Pointe-au-Chien Indian Tribe buys community’s former elementary school

After a lawsuit with the Terrebonne Parish School Board, the Tribe purchased the former Pointe-aux-Chênes Elementary building to serve as a home for École Pointe-au-Chien.

Pointe-aux-Chênes Elementary School was closed in 2021, but will be renovated and house École Pointe-au-Chien. Drake LeBlanc/Télé-Louisiane

By Jonathan Olivier

On Friday, the Pointe-au-Chien Indian Tribe purchased from the Terrebonne Parish School Board the building that once housed the now shuttered Pointe-aux-Chênes Elementary, according to tribal officials. Officials with the tribe plan to allow the building to be used as the eventual home for École Pointe-au-Chien, a new French immersion school that opened in August. 

Patty Ferguson Bohnee, a tribal member and attorney for the Pointe-au-Chien Indian Tribe, noted that the one-dollar sale of the building is believed to be part of a settlement of a two-year federal legal battle between the School Board and parents of the former elementary school. Officials with the Terrebonne Parish School Board voted to close Pointe-aux-Chênes Elementary–with one of the highest Indigenous student populations in the state–in April 2021, despite pleas from the community and state officials like Lt. Gov. Billy Nungesser and Speaker Pro Tempore Tanner Magee to allow the school to remain open as a revamped French immersion program. 

A lawsuit initiated by 12 parents from the tribe in June 2021 alleged that, by closing the school and refusing, the school board had violated the Civil Rights Act, as well as the 14th Amendment of the Constitution and Article 1 of the Louisiana Constitution, by discriminating on the basis of language and thus national origin against American Indian and Cajun students in the community. In addition, the parents alleged, the school board had failed to adhere to the requirements of Louisiana’s Immersion School Choice Act.

After a year of public outcry from members of the Pointe-au-Chien Indian Tribe, as well as numerous activists and French-language stakeholders, the Louisiana Legislature voted unanimously in spring 2022 to fund and open École Pointe-au-Chien as a public state special school similar to the New Orleans Center for the Creative Arts (NOCCA). The school has an independent board, separate from Terrebonne Parish School Board, whose members were appointed by the Native Tribes of the bayou region of Southeastern Louisiana as well state officials, including the Gov. John Bel Edwards.

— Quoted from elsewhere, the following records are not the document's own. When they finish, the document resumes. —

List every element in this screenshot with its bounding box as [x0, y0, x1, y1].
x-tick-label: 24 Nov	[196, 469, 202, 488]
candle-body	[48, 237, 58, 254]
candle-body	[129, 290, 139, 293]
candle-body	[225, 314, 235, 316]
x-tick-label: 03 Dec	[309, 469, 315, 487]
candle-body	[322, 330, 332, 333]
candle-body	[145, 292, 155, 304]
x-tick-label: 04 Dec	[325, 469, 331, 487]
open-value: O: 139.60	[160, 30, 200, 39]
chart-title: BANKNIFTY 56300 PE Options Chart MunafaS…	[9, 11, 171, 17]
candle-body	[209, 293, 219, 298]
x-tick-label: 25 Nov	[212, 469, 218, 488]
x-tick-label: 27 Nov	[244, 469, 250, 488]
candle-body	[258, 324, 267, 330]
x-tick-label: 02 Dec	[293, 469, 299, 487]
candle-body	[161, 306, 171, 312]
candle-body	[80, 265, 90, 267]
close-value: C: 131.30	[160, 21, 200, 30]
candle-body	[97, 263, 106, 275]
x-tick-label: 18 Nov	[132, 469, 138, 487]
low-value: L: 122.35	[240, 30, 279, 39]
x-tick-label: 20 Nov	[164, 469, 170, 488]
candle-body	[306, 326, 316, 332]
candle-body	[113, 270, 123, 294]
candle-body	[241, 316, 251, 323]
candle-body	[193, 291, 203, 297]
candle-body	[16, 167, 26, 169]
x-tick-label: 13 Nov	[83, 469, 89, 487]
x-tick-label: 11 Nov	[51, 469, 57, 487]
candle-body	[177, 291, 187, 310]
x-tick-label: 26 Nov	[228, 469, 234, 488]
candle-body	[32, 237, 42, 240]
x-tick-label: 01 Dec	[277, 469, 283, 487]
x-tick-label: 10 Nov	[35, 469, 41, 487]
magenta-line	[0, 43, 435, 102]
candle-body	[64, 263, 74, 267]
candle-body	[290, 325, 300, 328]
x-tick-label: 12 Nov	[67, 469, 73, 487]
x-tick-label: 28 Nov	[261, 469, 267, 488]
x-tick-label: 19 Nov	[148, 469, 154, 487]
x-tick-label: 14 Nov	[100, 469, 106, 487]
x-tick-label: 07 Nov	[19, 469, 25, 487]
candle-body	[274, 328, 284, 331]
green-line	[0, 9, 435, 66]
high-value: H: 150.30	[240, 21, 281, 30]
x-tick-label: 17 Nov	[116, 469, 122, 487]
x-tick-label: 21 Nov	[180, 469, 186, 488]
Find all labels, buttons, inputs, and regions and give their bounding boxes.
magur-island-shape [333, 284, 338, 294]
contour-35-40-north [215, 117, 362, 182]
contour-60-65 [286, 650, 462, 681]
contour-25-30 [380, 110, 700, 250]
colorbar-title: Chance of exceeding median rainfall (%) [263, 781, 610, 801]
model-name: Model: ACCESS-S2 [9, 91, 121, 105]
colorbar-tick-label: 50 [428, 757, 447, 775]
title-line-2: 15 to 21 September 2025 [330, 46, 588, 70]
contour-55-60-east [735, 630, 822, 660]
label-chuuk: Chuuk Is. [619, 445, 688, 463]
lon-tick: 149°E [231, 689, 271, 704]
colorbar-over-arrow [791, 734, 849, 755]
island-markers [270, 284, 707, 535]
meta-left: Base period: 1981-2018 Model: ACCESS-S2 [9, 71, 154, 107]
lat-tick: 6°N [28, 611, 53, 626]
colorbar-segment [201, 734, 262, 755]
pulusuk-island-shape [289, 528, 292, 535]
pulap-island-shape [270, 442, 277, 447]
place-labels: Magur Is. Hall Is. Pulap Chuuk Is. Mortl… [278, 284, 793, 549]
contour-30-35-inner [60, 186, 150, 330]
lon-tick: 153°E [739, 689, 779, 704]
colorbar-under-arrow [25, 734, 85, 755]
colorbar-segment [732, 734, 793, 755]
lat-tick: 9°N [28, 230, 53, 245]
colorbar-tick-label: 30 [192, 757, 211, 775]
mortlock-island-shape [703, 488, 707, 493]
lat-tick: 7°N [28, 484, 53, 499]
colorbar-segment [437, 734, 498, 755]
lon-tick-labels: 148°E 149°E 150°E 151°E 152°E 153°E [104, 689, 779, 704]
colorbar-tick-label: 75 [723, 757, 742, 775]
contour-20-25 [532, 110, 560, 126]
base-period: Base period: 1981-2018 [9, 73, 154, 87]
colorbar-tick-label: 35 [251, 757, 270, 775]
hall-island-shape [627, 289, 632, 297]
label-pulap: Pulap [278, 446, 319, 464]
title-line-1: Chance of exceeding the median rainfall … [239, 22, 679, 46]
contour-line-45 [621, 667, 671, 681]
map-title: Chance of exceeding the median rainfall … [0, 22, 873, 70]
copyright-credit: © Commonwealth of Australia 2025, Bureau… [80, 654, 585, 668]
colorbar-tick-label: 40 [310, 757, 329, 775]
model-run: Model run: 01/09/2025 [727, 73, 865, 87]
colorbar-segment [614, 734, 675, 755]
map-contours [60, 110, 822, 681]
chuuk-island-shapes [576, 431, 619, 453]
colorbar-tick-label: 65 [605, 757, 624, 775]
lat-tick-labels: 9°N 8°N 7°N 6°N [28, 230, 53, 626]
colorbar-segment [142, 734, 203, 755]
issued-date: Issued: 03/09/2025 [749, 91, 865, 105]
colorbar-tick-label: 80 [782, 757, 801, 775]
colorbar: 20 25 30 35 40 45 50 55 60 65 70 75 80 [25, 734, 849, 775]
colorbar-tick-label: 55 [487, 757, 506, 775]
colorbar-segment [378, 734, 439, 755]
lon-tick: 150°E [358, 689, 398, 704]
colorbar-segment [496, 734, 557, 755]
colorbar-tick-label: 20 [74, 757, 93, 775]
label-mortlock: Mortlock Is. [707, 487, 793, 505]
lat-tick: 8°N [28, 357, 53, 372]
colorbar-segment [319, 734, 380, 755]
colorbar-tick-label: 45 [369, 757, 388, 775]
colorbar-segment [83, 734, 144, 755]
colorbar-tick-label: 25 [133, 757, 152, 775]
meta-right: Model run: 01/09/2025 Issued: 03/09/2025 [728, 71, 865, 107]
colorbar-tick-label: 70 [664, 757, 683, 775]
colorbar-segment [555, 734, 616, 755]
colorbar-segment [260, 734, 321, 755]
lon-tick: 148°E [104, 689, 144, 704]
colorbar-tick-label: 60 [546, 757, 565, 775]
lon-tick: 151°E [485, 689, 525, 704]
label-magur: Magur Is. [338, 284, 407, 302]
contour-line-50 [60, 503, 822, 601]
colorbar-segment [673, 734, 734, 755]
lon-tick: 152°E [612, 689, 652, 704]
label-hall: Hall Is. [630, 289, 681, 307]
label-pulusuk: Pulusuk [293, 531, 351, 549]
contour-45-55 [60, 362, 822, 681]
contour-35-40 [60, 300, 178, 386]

It now serves as the first French immersion program in Terrebonne Parish.

"It is historic news that our Tribe now owns the school building where so many of our Tribal members and ancestors were prohibited from enrolling and later punished for speaking our heritage Indian French language,” Ferguson Bonhee said. “We look forward to making the building available as a final home for École Pointe-au-Chien upon its reconstruction and know it will continue to be a pillar for keeping the French language and culture of our Indian and Cajun community alive for generations."

École Pointe-au-Chien is temporarily housed at the Vision Christian Center in Bourg, offering grades kindergarten and first. School officials said the program will eventually move to the Knights of Columbus building down the road in Pointe-aux-Chênes while the former school is renovated. Each year, officials plan to add a grade, eventually offering up to the 5th grade. Renovations on the Pointe-aux-Chênes Elementary buildings are expected to take two years, after which point the property will become the homebase for École Pointe-au-Chien

“This is truly a historic day in the fight for Louisiana’s endangered coast, culture, and French language,” said Will McGrew, École Pointe-au-Chien Board President and Télé-Louisiane CEO. “So many people said it would be impossible to open a Bayou French immersion school in PAC. Now we know that not only will we have the school the community has fought for, it will also be housed on Tribal land.”

McGrew added, “In addition to the Tribe's leadership, this victory could not have happened without Jimmy Domengeaux, the parents’ determined pro bono lawyer and the nephew of CODOFIL founder James Domengeaux.”